Konzert Plopp-Geräusche und verträumte Ballade
Krefeld · Der Jazzklub nahm zum siebten Mal auf Burg Linn am Unesco-International-Jazz-Day teil.
Ausgerechnet Free Jazz? Der Jazzklub Krefeld kann sich auf sein Publikum verlassen. Zum achten Unesco-International-Jazz-Day, an dem der Jazzklub Krefeld (JKK) zum siebten Mal teilnahm, hatte der Verein zwei Free-Jazz-Bands in den Rittersaal der Burg Linn eingeladen, bei denen man schon im Voraus wissen konnte, dass sie nicht leichte musikalische Kost servieren würden.
Immerhin präsentierten das Trio Kaufmann/Gratkowski/de Joode und die Band Japanic um die in Berlin lebende Japanerin Aki Takase sehr unterschiedliche Auffassungen der freien Spielart des Jazz — vor gut gefülltem Saal.
Oberbürgermeister Frank Meyer trat wieder als Schirmherr des Jazztags auf. In seinem Grußwort betonte er, dass Krefeld „eine Stadt der Jazzfans“ sei. Dem Jazzklub überreichte er nachträglich zum 40. Geburtstag einen Brief der Kulturstiftung der Sparkasse. Die Botschaft wird besonders den Kassenwart des JKK erfreut haben.
Außerdem begrüßte Meyer im Publikum einen besonderen Gast. Jürgen Sauerland-Freer verbrachte die letzten Stunden seiner Dienstzeit als Leiter des Kulturbüros der Stadt Krefeld auf der Burg.
Die Musiker verzichten
auf jegliche Absprache
Die erste Band war das Trio mit dem Pianisten Achim Kaufmann, dem Bläser Frank Gratkowski und dem Kontrabassisten Wilbert de Joode. Die Musiker verzichten auf jegliche Absprache, verzichten also auf Themen, Arrangements und so fort. Sie vertreten eine eher europäisch geprägte Form des Free Jazz, bei der aus der Jazzgeschichte überlieferte Bestandteile kaum eine Rolle spielen. Freie Improvisation nennt man das weithin.
Das Trio ist allerdings sehr gut aufeinander eingespielt, und die Musiker sind ausgewiesene Könner auf ihren Instrumenten. So sind alle drei auch in der Lage, über die konventionelle Klangerzeugung hinauszugehen.
Kaufmann präparierte immer wieder die Saiten des Flügels durch Auflegen verschiedener Materialien, de Joode nutzte die Decke seines Basses perkussiv, und Gratkowski, der virtuos auf Querflöte, Altsaxophon, Klarinette und Bassklarinette agierte, integrierte unter anderem Blas- und Plopp-Geräusche.
Kennzeichnend für alle Stücke war das sensible Interagieren der Musiker. Immer wieder schlossen sie gemeinsam Bögen ab, ersetzten also vorgegebene durch intuitiv gefundene Formen. Solistisch brillierte am meisten Gratkowski, der das Trio mit seiner Stimme auch ein wenig führte. Das Publikum verfolgte die Musik hoch konzentriert.
Ganz anders dann die Band der Pianistin Aki Takase. Deren Musik war Free Jazz in amerikanischer Tradition, der mit Bestandteilen der Jazzgeschichte spielt, Formen, also auch Themen und Arrangements durchaus nutzt, um sie dann wieder aufzubrechen.
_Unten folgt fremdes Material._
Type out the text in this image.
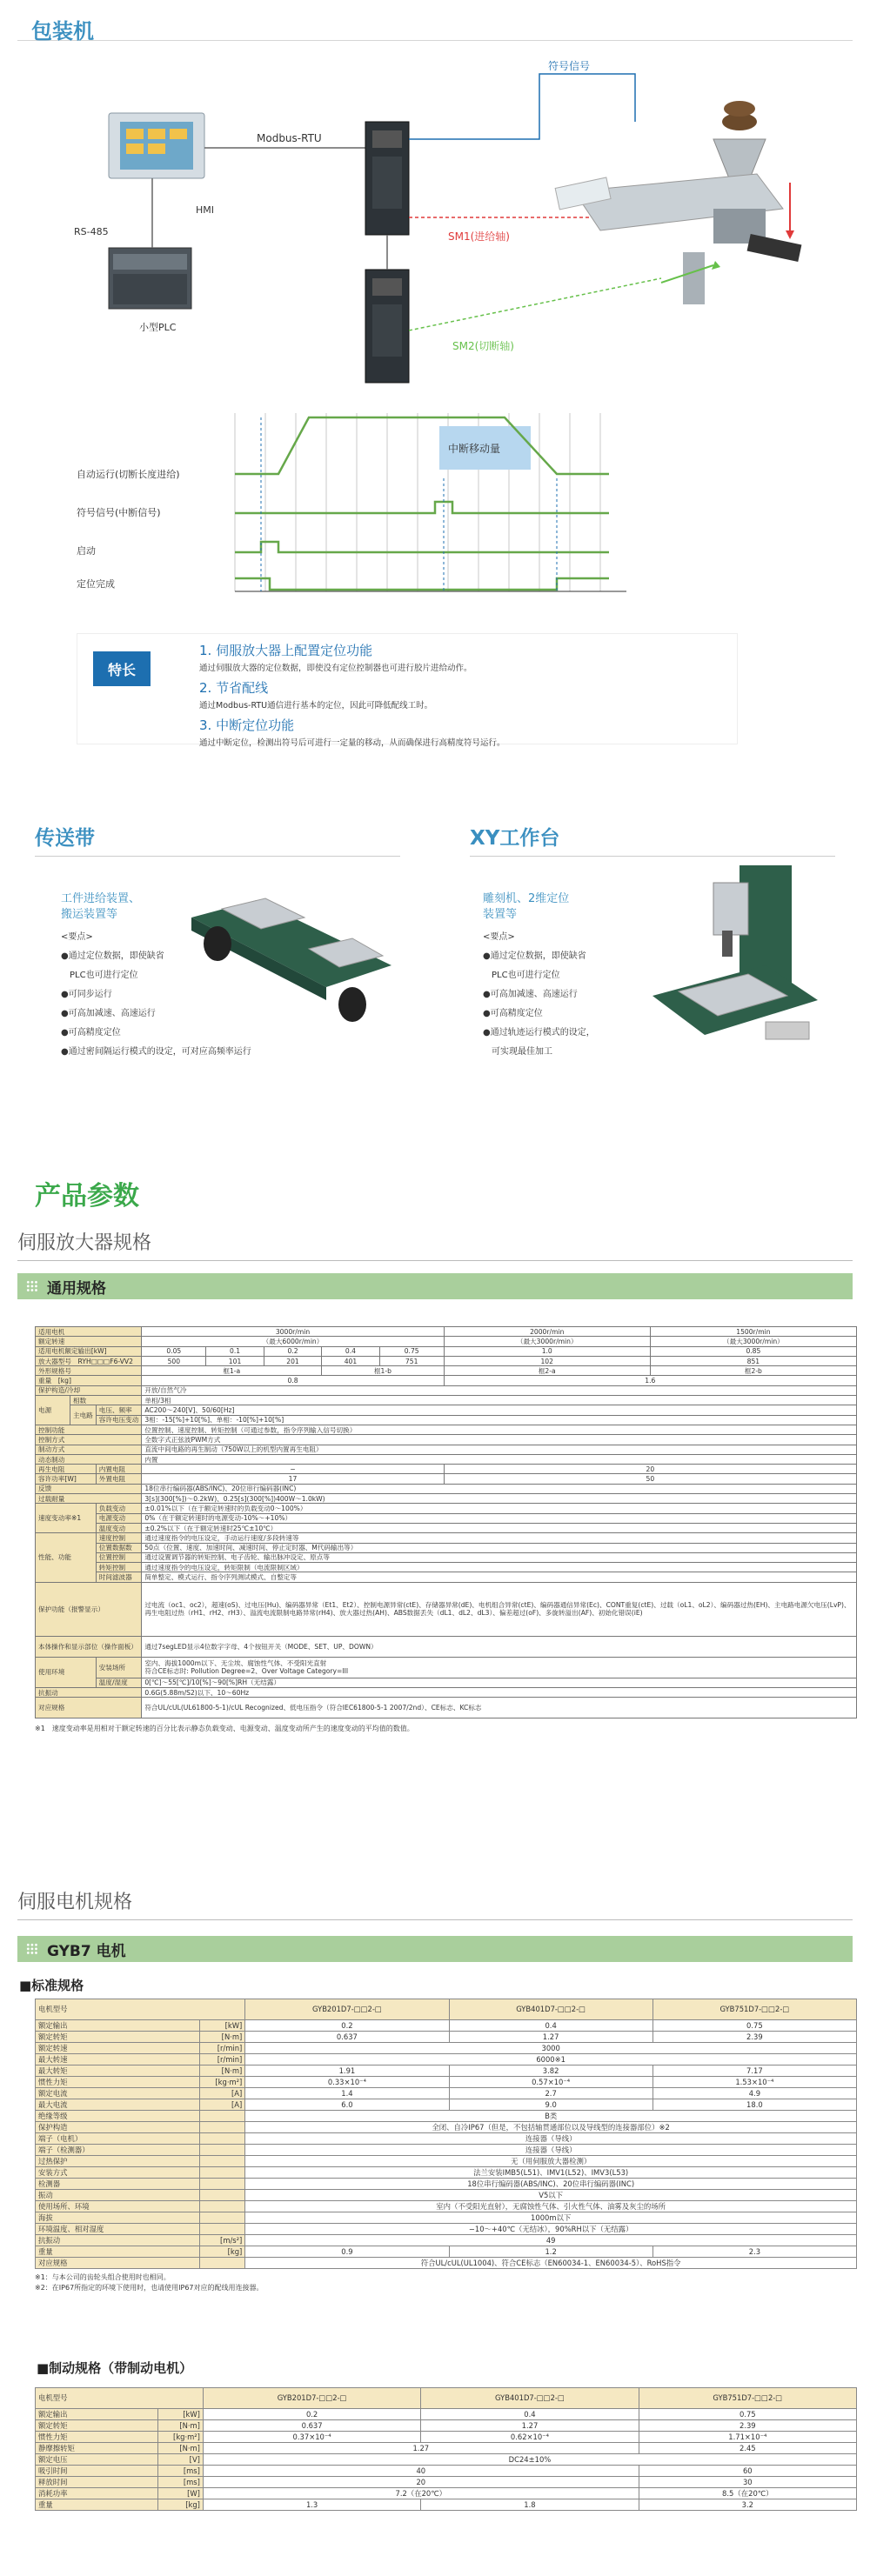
包装机
HMI
RS-485
小型PLC
Modbus-RTU
符号信号
SM1(进给轴)
SM2(切断轴)
中断移动量
自动运行(切断长度进给)
符号信号(中断信号)
启动
定位完成
特长
1. 伺服放大器上配置定位功能
通过伺服放大器的定位数据，即使没有定位控制器也可进行胶片进给动作。
2. 节省配线
通过Modbus-RTU通信进行基本的定位，因此可降低配线工时。
3. 中断定位功能
通过中断定位，检测出符号后可进行一定量的移动，从而确保进行高精度符号运行。
传送带	XY工作台
工件进给装置、
搬运装置等
<要点>
●通过定位数据，即使缺省
PLC也可进行定位
●可同步运行
●可高加减速、高速运行
●可高精度定位
●通过密间隔运行模式的设定，可对应高频率运行
雕刻机、2维定位
装置等
<要点>
●通过定位数据，即使缺省
PLC也可进行定位
●可高加减速、高速运行
●可高精度定位
●通过轨迹运行模式的设定，
可实现最佳加工
产品参数
伺服放大器规格
通用规格
适用电机			3000r/min					2000r/min	1500r/min
额定转速			（最大6000r/min）					（最大3000r/min）	（最大3000r/min）
适用电机额定输出[kW]			0.05	0.1	0.2	0.4	0.75	1.0	0.85
放大器型号　RYH□□□F6-VV2			500	101	201	401	751	102	851
外形规格号			框1-a			框1-b		框2-a	框2-b
重量　[kg]			0.8					1.6	
保护构造/冷却			开放/自然气冷						
电源	相数		单相/3相						
	主电路	电压、频率	AC200〜240[V]、50/60[Hz]						
		容许电压变动	3相：-15[%]+10[%]、单相：-10[%]+10[%]						
控制功能			位置控制、速度控制、转矩控制（可通过参数，指令序列输入信号切换）						
控制方式			全数字式正弦波PWM方式						
制动方式			直流中间电路的再生制动（750W以上的机型内置再生电阻）						
动态制动			内置						
再生电阻		内置电阻	−					20	
容许功率[W]		外置电阻	17					50	
反馈			18位串行编码器(ABS/INC)、20位串行编码器(INC)						
过载耐量			3[s](300[%])〜0.2kW)、0.25[s](300[%])400W〜1.0kW)						
速度变动率※1		负载变动	±0.01%以下（在于额定转速时的负载变动0〜100%）						
		电源变动	0%（在于额定转速时的电源变动-10%〜+10%）						
		温度变动	±0.2%以下（在于额定转速时25℃±10℃）						
性能、功能		速度控制	通过速度指令的电压设定，手动运行速度/多段转速等						
		位置数据数	50点（位置、速度、加速时间、减速时间、停止定时器、M代码输出等）						
		位置控制	通过设置调节器的转矩控制、电子齿轮、输出脉冲设定、原点等						
		转矩控制	通过速度指令的电压设定，转矩限制（电流限制区域）						
		时间滤波器	简单整定、模式运行、指令序列测试模式、自整定等						
保护功能（报警显示）			过电流（oc1、oc2），超速(oS)、过电压(Hu)、编码器异常（Et1、Et2）、控制电源异常(ctE)、存储器异常(dE)、电机组合异常(ctE)、编码器通信异常(Ec)、CONT重复(ctE)、过载（oL1、oL2）、编码器过热(EH)、主电路电源欠电压(LvP)、再生电阻过热（rH1、rH2、rH3）、溢流电流限制电路异常(rH4)、放大器过热(AH)、ABS数据丢失（dL1、dL2、dL3）、偏差超过(oF)、多旋转溢出(AF)、初始化错误(iE)						
本体操作和显示部位（操作面板）			通过7segLED显示4位数字字母、4个按钮开关（MODE、SET、UP、DOWN）						
使用环境		安装场所	室内、海拔1000m以下、无尘埃、腐蚀性气体、不受阳光直射
符合CE标志时: Pollution Degree=2、Over Voltage Category=III						
		温度/湿度	0[℃]〜55[℃]/10[%]〜90[%]RH（无结露）						
抗振动			0.6G(5.88m/S2)以下、10〜60Hz						
对应规格			符合UL/cUL(UL61800-5-1)/cUL Recognized、低电压指令（符合IEC61800-5-1 2007/2nd）、CE标志、KC标志						
※1　速度变动率是用相对于额定转速的百分比表示静态负载变动、电源变动、温度变动所产生的速度变动的平均值的数值。
伺服电机规格
GYB7 电机
■标准规格
电机型号		GYB201D7-□□2-□	GYB401D7-□□2-□	GYB751D7-□□2-□
额定输出	[kW]	0.2	0.4	0.75
额定转矩	[N·m]	0.637	1.27	2.39
额定转速	[r/min]	3000		
最大转速	[r/min]	6000※1		
最大转矩	[N·m]	1.91	3.82	7.17
惯性力矩	[kg·m²]	0.33×10⁻⁴	0.57×10⁻⁴	1.53×10⁻⁴
额定电流	[A]	1.4	2.7	4.9
最大电流	[A]	6.0	9.0	18.0
绝缘等级		B类		
保护构造		全闭、自冷IP67（但是，不包括轴贯通部位以及导线型的连接器部位）※2		
端子（电机）		连接器（导线）		
端子（检测器）		连接器（导线）		
过热保护		无（用伺服放大器检测）		
安装方式		法兰安装IMB5(L51)、IMV1(L52)、IMV3(L53)		
检测器		18位串行编码器(ABS/INC)、20位串行编码器(INC)		
振动		V5以下		
使用场所、环境		室内（不受阳光直射），无腐蚀性气体、引火性气体、油雾及灰尘的场所		
海拔		1000m以下		
环境温度、相对湿度		−10〜+40℃（无结冰），90%RH以下（无结露）		
抗振动	[m/s²]	49		
重量	[kg]	0.9	1.2	2.3
对应规格		符合UL/cUL(UL1004)、符合CE标志（EN60034-1、EN60034-5）、RoHS指令		
※1：与本公司的齿轮头组合使用时也相同。
※2：在IP67所指定的环境下使用时，也请使用IP67对应的配线用连接器。
■制动规格（带制动电机）
电机型号		GYB201D7-□□2-□	GYB401D7-□□2-□	GYB751D7-□□2-□
额定输出	[kW]	0.2	0.4	0.75
额定转矩	[N·m]	0.637	1.27	2.39
惯性力矩	[kg·m²]	0.37×10⁻⁴	0.62×10⁻⁴	1.71×10⁻⁴
静摩擦转矩	[N·m]	1.27		2.45
额定电压	[V]	DC24±10%		
吸引时间	[ms]	40		60
释放时间	[ms]	20		30
消耗功率	[W]	7.2（在20℃）		8.5（在20℃）
重量	[kg]	1.3	1.8	3.2
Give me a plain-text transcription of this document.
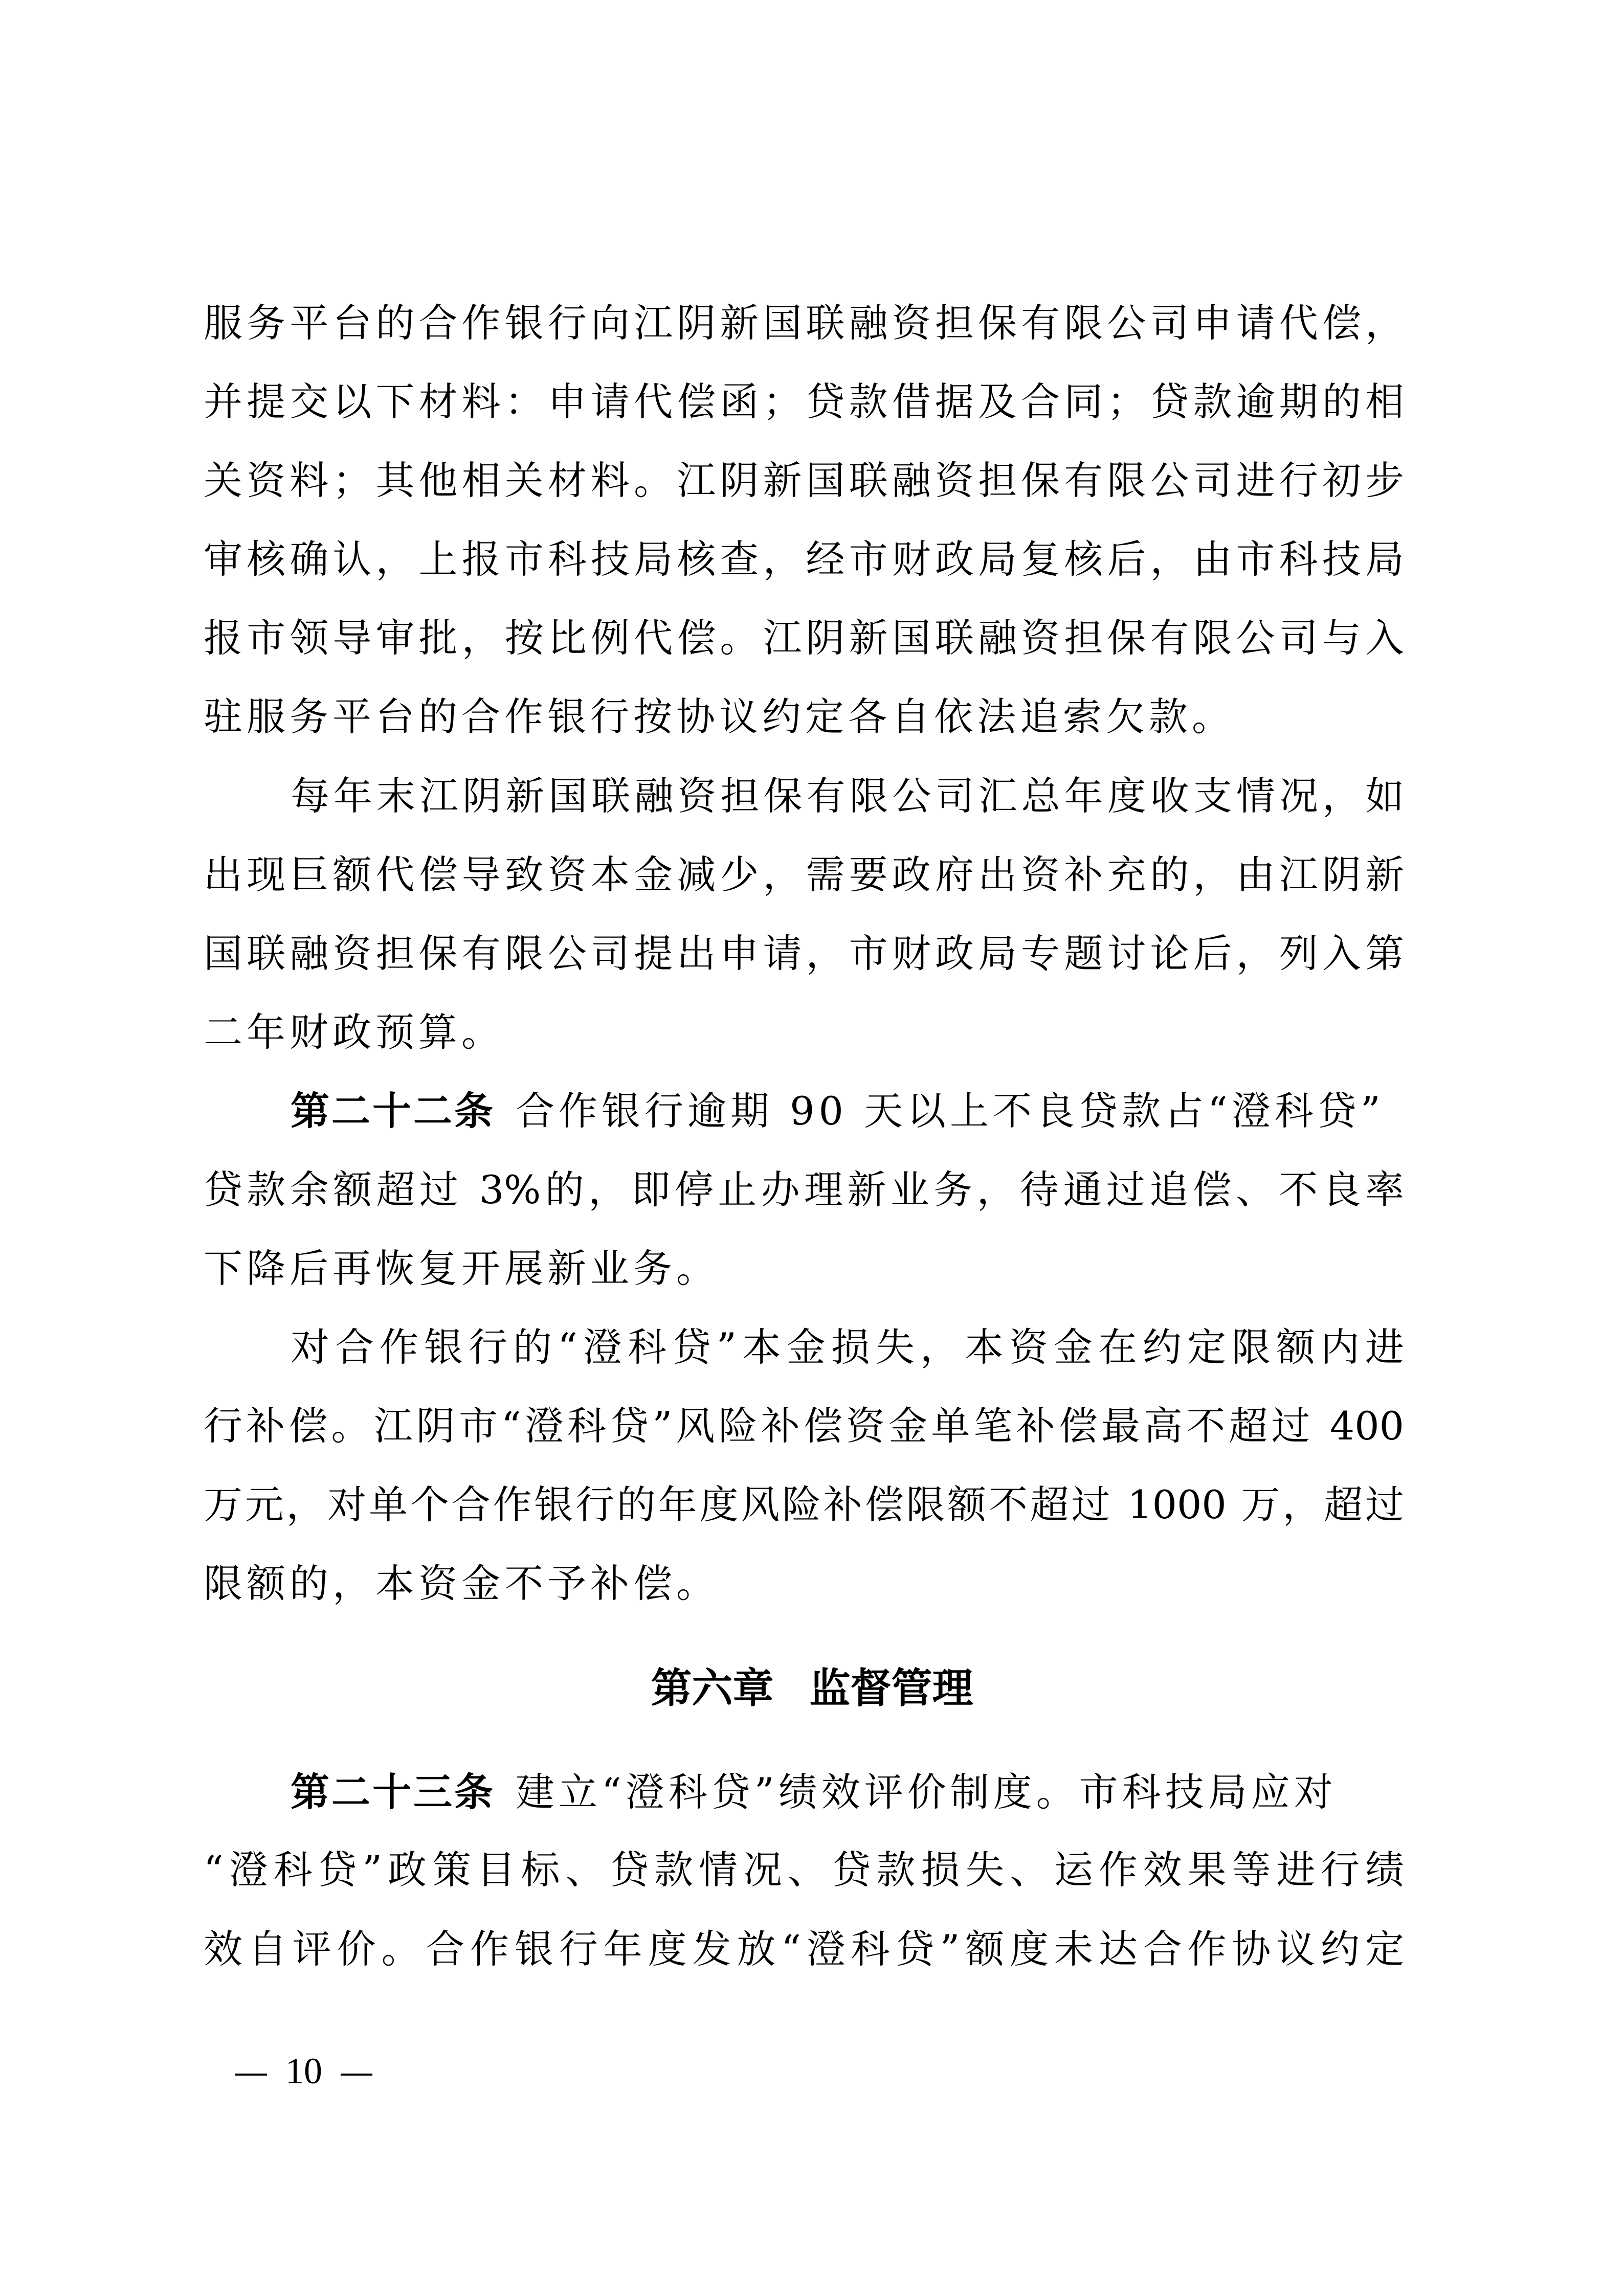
服务平台的合作银行向江阴新国联融资担保有限公司申请代偿，
并提交以下材料：申请代偿函；贷款借据及合同；贷款逾期的相
关资料；其他相关材料。江阴新国联融资担保有限公司进行初步
审核确认，上报市科技局核查，经市财政局复核后，由市科技局
报市领导审批，按比例代偿。江阴新国联融资担保有限公司与入
驻服务平台的合作银行按协议约定各自依法追索欠款。
每年末江阴新国联融资担保有限公司汇总年度收支情况，如
出现巨额代偿导致资本金减少，需要政府出资补充的，由江阴新
国联融资担保有限公司提出申请，市财政局专题讨论后，列入第
二年财政预算。
第二十二条 合作银行逾期 90 天以上不良贷款占“澄科贷”
贷款余额超过 3%的，即停止办理新业务，待通过追偿、不良率
下降后再恢复开展新业务。
对合作银行的“澄科贷”本金损失，本资金在约定限额内进
行补偿。江阴市“澄科贷”风险补偿资金单笔补偿最高不超过 400
万元，对单个合作银行的年度风险补偿限额不超过 1000 万，超过
限额的，本资金不予补偿。
第六章 监督管理
第二十三条 建立“澄科贷”绩效评价制度。市科技局应对
“澄科贷”政策目标、贷款情况、贷款损失、运作效果等进行绩
效自评价。合作银行年度发放“澄科贷”额度未达合作协议约定
10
Takase ist ein Energiebündel am Klavier, verfügt über einen sehr prägnanten Anschlag. Alleine bei ihr war stilistisch vom Stride-Piano à la Art Tatum bis zu expressiven Clustern à la Cecil Taylor alles zu hören. Zu ihrer Band gehören Daniel Erdmann an Sopran- und Tenorsaxophon, Johannes Fink am Kontrabass und Dag Magnus Narvesen am Schlagzeug. Wegen Krankheit fehlte Vincent von Schlippenbach alias DJ Illvibe, der der Musik sicher noch einen weiteren stilistischen Dreh verpasst hätte.
Bebop- und Latin-Themen waren etwa zu hören, allerdings nicht in strengen Songformen, sondern in collagierten Arrangements à la Charles Mingus. Das heißt, dass oft zwischen freier und gebundener Spielweise gewechselt wurde.
Das machte die Musik der Band wesentlich zugänglicher als die des Trios zuvor. Die expressive Spielfreude der Musiker tat ein Übriges, um das Publikum zu begeistern.
Und zwischendrin verblüfften Aki Takase und Daniel Erdmann das Publikum auch mal mit einer verträumt-lyrischen Duoballade.